Révélateur de forces sociales sous-jacentes
La jeune femme explique: «En Galicie rurale, j’ai interrogé les habitants de son village natal et des lieux où il a tué. Les points de vue sont alors dissemblables et contrastés face à une histoire multidimensionnelle transformée par la mémoire et le temps écoulés. Ils accordent un fort crédit à la magie, aux sorcières et au surnaturel. Face au fait que son identité genrée est incertaine (femme ou homme), j’ai mêlé ma croyance, en une intersexualité féminine sur ce qui s’est alors déroulé avec celles des gens rencontrés et des anthropologistes ayant écrit autour de cette affaire criminelle.»

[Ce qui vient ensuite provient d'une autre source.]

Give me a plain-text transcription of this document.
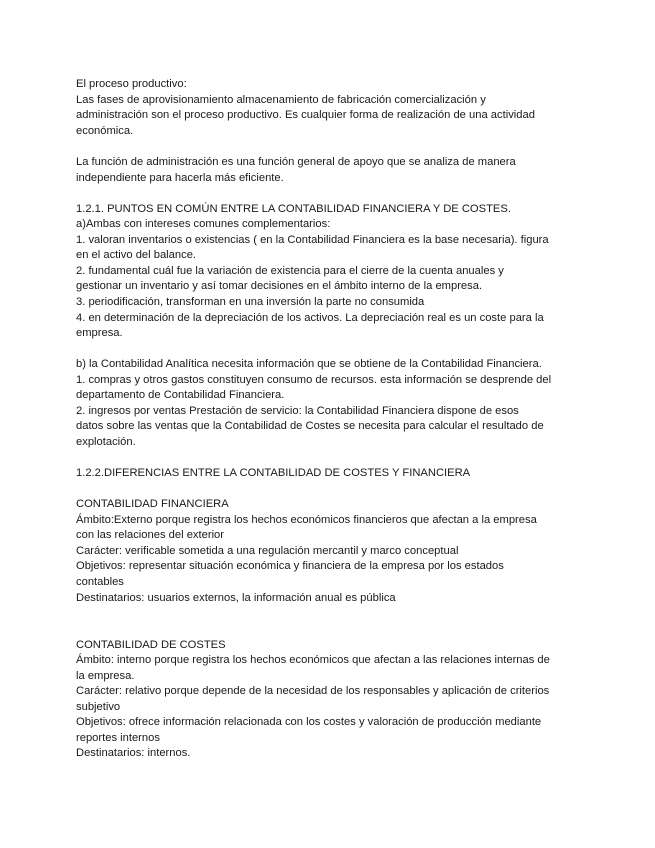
El proceso productivo:

Las fases de aprovisionamiento almacenamiento de fabricación comercialización y

administración son el proceso productivo. Es cualquier forma de realización de una actividad

económica.

La función de administración es una función general de apoyo que se analiza de manera

independiente para hacerla más eficiente.

1.2.1. PUNTOS EN COMÚN ENTRE LA CONTABILIDAD FINANCIERA Y DE COSTES.

a)Ambas con intereses comunes complementarios:

1. valoran inventarios o existencias ( en la Contabilidad Financiera es la base necesaria). figura

en el activo del balance.

2. fundamental cuál fue la variación de existencia para el cierre de la cuenta anuales y

gestionar un inventario y así tomar decisiones en el ámbito interno de la empresa.

3. periodificación, transforman en una inversión la parte no consumida

4. en determinación de la depreciación de los activos. La depreciación real es un coste para la

empresa.

b) la Contabilidad Analítica necesita información que se obtiene de la Contabilidad Financiera.

1. compras y otros gastos constituyen consumo de recursos. esta información se desprende del

departamento de Contabilidad Financiera.

2. ingresos por ventas Prestación de servicio: la Contabilidad Financiera dispone de esos

datos sobre las ventas que la Contabilidad de Costes se necesita para calcular el resultado de

explotación.

1.2.2.DIFERENCIAS ENTRE LA CONTABILIDAD DE COSTES Y FINANCIERA

CONTABILIDAD FINANCIERA

Ámbito:Externo porque registra los hechos económicos financieros que afectan a la empresa

con las relaciones del exterior

Carácter: verificable sometida a una regulación mercantil y marco conceptual

Objetivos: representar situación económica y financiera de la empresa por los estados

contables

Destinatarios: usuarios externos, la información anual es pública

CONTABILIDAD DE COSTES

Ámbito: interno porque registra los hechos económicos que afectan a las relaciones internas de

la empresa.

Carácter: relativo porque depende de la necesidad de los responsables y aplicación de criterios

subjetivo

Objetivos: ofrece información relacionada con los costes y valoración de producción mediante

reportes internos

Destinatarios: internos.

Le sujet est ainsi relativement éloigné, en sa forme, du travail antérieur de Laia Abril basé sur la mise en exergue, à plusieurs niveaux voire époques, d’une thématique liée à la femme, dans une perspective refusant l’ostentation pour lui préférer un bruissement de fond. Une approche aux sources et manifestations multiples notamment forensiques, archivistiques et identitaires oscillant entre présence recomposée et absence. Elle est proche, par certaines dimensions, des travaux de Taryn Simon comme constellations de témoignages, photos et récits de vie révélant les forces notamment sociales sous-jacentes à un lieu (A Polite Fiction) ou de Virginie Rebetez autour d’une jeune fille portée disparue (Out of the Blue).

Festival Images. Vevey. Jusqu’au 2 octobre.